Do you use a popping cork when fishing shrimp
Popping corks can be awesome for shrimp (or even paddletails) in murky water
disagree on weedless spoon being top lure did not catch any fish on ones i own
We’ll have a lesson on how/when to use weedless spoons very soon.
Mogan spoon works great
Yeah thats awesome! I hope you include your dad’s style…I remember that retrieve trick he had from a video longtime ago and he outfished you like crazy!
Love the spoon! So does my 11 yr old. It’s his favorite. I think he believes it’s made of gold!
I had numerous Johnson weedless spoons over the years that I tried to use to catch largemouth bass and never got a single hit EVER. However, I have had good luck on Johnson Sprites both in fresh water and salt.

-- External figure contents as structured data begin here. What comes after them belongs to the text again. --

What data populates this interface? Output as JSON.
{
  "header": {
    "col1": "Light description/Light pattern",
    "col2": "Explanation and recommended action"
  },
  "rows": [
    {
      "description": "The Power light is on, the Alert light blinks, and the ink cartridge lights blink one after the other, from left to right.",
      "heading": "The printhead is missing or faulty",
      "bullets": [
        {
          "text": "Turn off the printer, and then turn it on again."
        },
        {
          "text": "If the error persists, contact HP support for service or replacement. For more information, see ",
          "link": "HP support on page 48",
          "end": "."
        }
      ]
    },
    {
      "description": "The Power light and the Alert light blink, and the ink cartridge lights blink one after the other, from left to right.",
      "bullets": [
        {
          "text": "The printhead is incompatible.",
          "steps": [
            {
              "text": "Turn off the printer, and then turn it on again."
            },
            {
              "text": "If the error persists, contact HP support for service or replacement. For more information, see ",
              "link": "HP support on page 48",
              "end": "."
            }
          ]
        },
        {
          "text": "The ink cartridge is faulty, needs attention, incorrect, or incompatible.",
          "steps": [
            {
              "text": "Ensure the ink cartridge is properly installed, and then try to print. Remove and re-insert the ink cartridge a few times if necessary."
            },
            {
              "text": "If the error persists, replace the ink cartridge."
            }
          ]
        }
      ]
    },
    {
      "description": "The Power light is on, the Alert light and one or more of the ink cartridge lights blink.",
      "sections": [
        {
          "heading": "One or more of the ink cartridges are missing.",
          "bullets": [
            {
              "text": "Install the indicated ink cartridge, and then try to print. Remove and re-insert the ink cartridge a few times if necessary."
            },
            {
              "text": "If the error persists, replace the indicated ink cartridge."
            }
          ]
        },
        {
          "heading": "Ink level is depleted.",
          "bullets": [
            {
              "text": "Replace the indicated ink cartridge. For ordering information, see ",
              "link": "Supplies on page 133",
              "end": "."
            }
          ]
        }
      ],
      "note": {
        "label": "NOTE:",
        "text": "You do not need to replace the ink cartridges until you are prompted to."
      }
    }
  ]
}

no one mentioned the Rapala X-Rap SXR-12. I have caught more blue fish, jacks, lady fish among others. The smaller R-Rap SXR-10 is a great lure for catching mackerels
falls in jerk bait/twitch bait category
Great summary and tips to keep us Salt Strong
Does changing to single hook change the dynamics of how the lure is designed to work?
while using single hook is good and will not affect the dynamic of the lure, its great for catch and release. However, using treble hooks greatly increases your hook up ratio.
Great list guys! I pleased to report that I have at least one of all of them in my tackle box.